Des chiffres et des situations concrètes
Plusieurs études mettent en lumière des inégalités vécues par les populations ultramarines. Selon l’Observatoire des inégalités (2023), 32 % des personnes ultramarines déclarent avoir subi des discriminations, proportion qui atteint 33 % pour celles résidant en « métropole ». Par ailleurs, une enquête du Défenseur des droits (2019) indique que 40 % des ultramarins estiment être traités défavorablement dans l’accès aux services publics ou à l’emploi.
Ces chiffres s’accompagnent d’exemples concrets parfois évoqués dans les travaux et témoignages : refus de scolarisation, difficultés administratives répétées, ou obstacles dans les démarches professionnelles. Le langage officiel, quand il tend à séparer plutôt qu’à inclure, peut renforcer ces perceptions et leur donner une légitimité symbolique.
Comparaisons européennes : des choix terminologiques différents
La France n’est pas la seule à devoir penser la relation entre le territoire national et ses outre‑mers. Le Royaume‑Uni a modifié son vocabulaire dès 2002 en privilégiant l’expression « British Overseas Territories », traduisible par « territoires britanniques d’outre‑mer », formulation destinée à atténuer la connotation coloniale du terme « colonie ». L’Espagne qualifie les îles Canaries et les Baléares de « communautés autonomes », statut pleinement intégré au cadre constitutionnel espagnol.
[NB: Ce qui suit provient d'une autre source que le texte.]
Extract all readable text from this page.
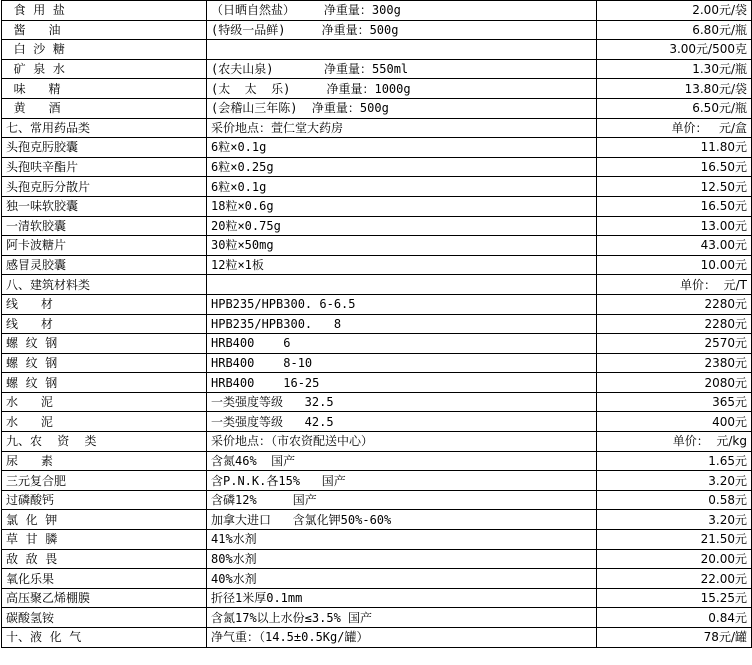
食  用  盐	（日晒自然盐）    净重量：300g	2.00元/袋
酱      油	(特级一品鲜)     净重量：500g	6.80元/瓶
白  沙  糖		3.00元/500克
矿  泉  水	(农夫山泉)       净重量：550ml	1.30元/瓶
味      精	(太  太  乐)     净重量：1000g	13.80元/袋
黄      酒	(会稽山三年陈)  净重量：500g	6.50元/瓶
七、常用药品类	采价地点：萱仁堂大药房	单价：   元/盒
头孢克肟胶囊	6粒×0.1g	11.80元
头孢呋辛酯片	6粒×0.25g	16.50元
头孢克肟分散片	6粒×0.1g	12.50元
独一味软胶囊	18粒×0.6g	16.50元
一清软胶囊	20粒×0.75g	13.00元
阿卡波糖片	30粒×50mg	43.00元
感冒灵胶囊	12粒×1板	10.00元
八、建筑材料类		单价：  元/T
线      材	HPB235/HPB300. 6-6.5	2280元
线      材	HPB235/HPB300.   8	2280元
螺  纹  钢	HRB400    6	2570元
螺  纹  钢	HRB400    8-10	2380元
螺  纹  钢	HRB400    16-25	2080元
水      泥	一类强度等级   32.5	365元
水      泥	一类强度等级   42.5	400元
九、农    资    类	采价地点：（市农资配送中心）	单价：  元/kg
尿      素	含氮46%  国产	1.65元
三元复合肥	含P.N.K.各15%   国产	3.20元
过磷酸钙	含磷12%     国产	0.58元
氯  化  钾	加拿大进口   含氯化钾50%-60%	3.20元
草  甘  膦	41%水剂	21.50元
敌  敌  畏	80%水剂	20.00元
氧化乐果	40%水剂	22.00元
高压聚乙烯棚膜	折径1米厚0.1mm	15.25元
碳酸氢铵	含氮17%以上水份≤3.5% 国产	0.84元
十、液  化  气	净气重：（14.5±0.5Kg/罐）	78元/罐
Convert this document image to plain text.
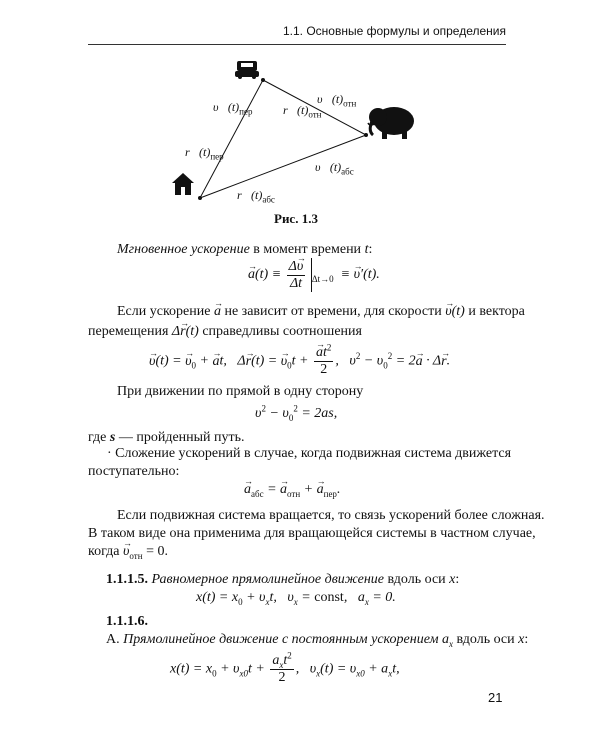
1.1. Основные формулы и определения
$\upsilon⃗(t)_{пер}$	$r⃗(t)_{отн}$
$\upsilon⃗(t)_{отн}$
$r⃗(t)_{пер}$
$\upsilon⃗(t)_{абс}$
$r⃗(t)_{абс}$
Рис. 1.3
Мгновенное ускорение в момент времени t:
→ $a(t) \equiv \frac{\Delta\to \upsilon}{\Delta t} _{\Delta t\to 0}$  ≡ → υ′(t).
Если ускорение → a не зависит от времени, для скорости → υ(t) и вектора
перемещения Δ→ r(t) справедливы соотношения
→ υ(t) = → $\upsilon_0$ + → at,   Δ→ r(t) = → $\upsilon_0t$ +
→ $\frac{at^2}{2}$ ,   $\upsilon^2 - \upsilon_0^2 = 2\to a \cdot \Delta\to r$.
При движении по прямой в одну сторону
$\upsilon^2 - \upsilon_0^2 = 2as$,
где s — пройденный путь.
· Сложение ускорений в случае, когда подвижная система движется
поступательно:
→ $a_{абс}$ = → $a_{отн}$ + → $a_{пер}$.
Если подвижная система вращается, то связь ускорений более сложная.
В таком виде она применима для вращающейся системы в частном случае,
когда → $\upsilon_{отн} = 0$.
1.1.1.5. Равномерное прямолинейное движение вдоль оси x:
$x(t) = x_0 + \upsilon_xt$,   $\upsilon_x$ = const,   $a_x = 0$.
1.1.1.6.
А. Прямолинейное движение с постоянным ускорением $a_x$ вдоль оси x:
$x(t) = x_0 + \upsilon_{x0}t + \frac{a_xt^2}{2}$ ,   $\upsilon_x(t) = \upsilon_{x0} + a_xt$,
21
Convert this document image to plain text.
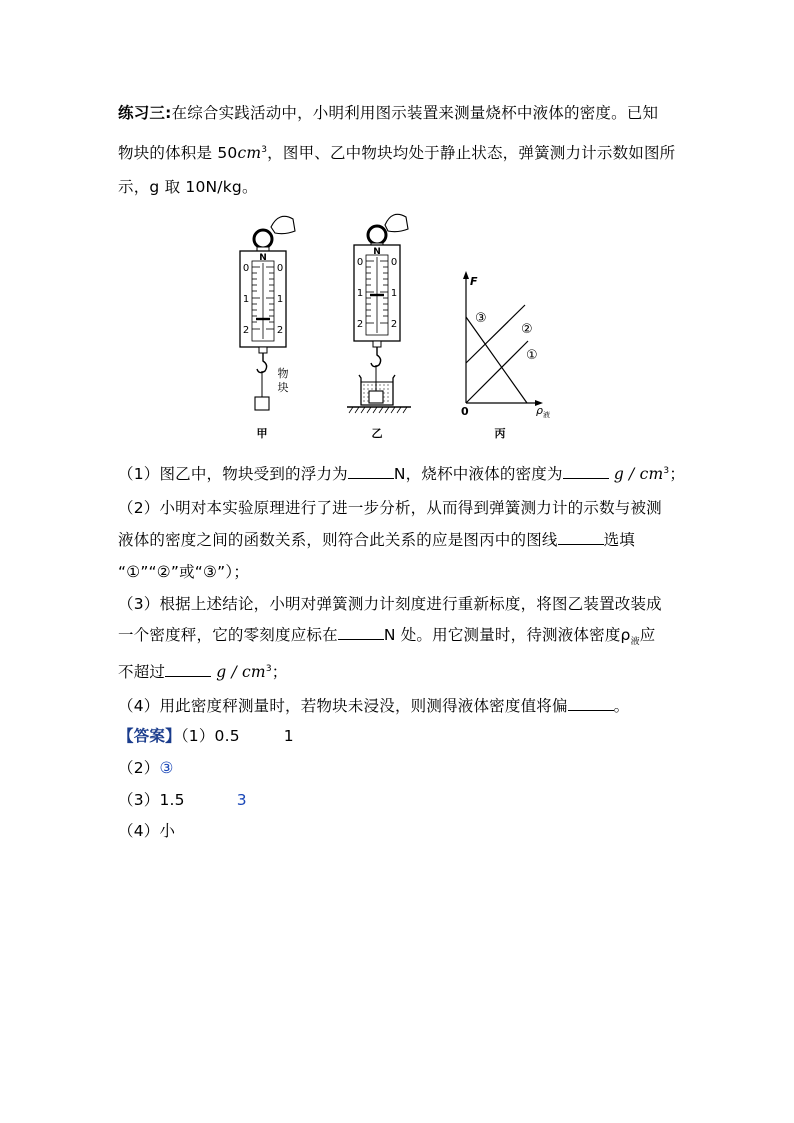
练习三:在综合实践活动中，小明利用图示装置来测量烧杯中液体的密度。已知
物块的体积是 $50cm^3$，图甲、乙中物块均处于静止状态，弹簧测力计示数如图所
示，g 取 10N/kg。
N
0	0
1	1
2	2
物
块
甲
N
0	0
1	1
2	2
乙
F
0	ρ 液
③
②
①
丙
（1）图乙中，物块受到的浮力为	N，烧杯中液体的密度为	g / $cm^3$；
（2）小明对本实验原理进行了进一步分析，从而得到弹簧测力计的示数与被测
液体的密度之间的函数关系，则符合此关系的应是图丙中的图线	选填
“①”“②”或“③”）；
（3）根据上述结论，小明对弹簧测力计刻度进行重新标度，将图乙装置改装成
一个密度秤，它的零刻度应标在	N 处。用它测量时，待测液体密度$\rho_液$应
不超过	g / $cm^3$；
（4）用此密度秤测量时，若物块未浸没，则测得液体密度值将偏	。
【答案】（1）0.5	1
（2）③
（3）1.5	3
（4）小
Aux Pays‑Bas, une réorganisation institutionnelle entamée en 2010 a abouti à des statuts variés : Aruba et Curaçao sont désignés comme « pays autonomes » au sein du Royaume‑des‑Pays‑Bas, tandis que Bonaire occupe le statut de municipalité spéciale, sans référence explicite à une « mère‑patrie ». Ces exemples montrent que des choix lexicaux et statutaires différents existent et produisent des effets symboliques et juridiques distincts.
Remplacer « métropole » par « Hexagone » est présenté par certains comme une mesure symbolique visant à afficher l’égalité de tous les territoires français. Cette substitution linguistique vise d’abord à supprimer une connotation hiérarchique perçue et à renforcer l’idée d’une appartenance égalitaire à la République.
Un changement de vocabulaire demeure toutefois essentiellement symbolique s’il n’est pas accompagné d’analyses et d’actions sur les inégalités concrètes relevées par les enquêtes. Les mots importent ; ils participent à la construction des représentations et au climat institutionnel. Mais ils ne suffisent pas, à eux seuls, à corriger des discriminations identifiées par les organismes de mesure et contrôle.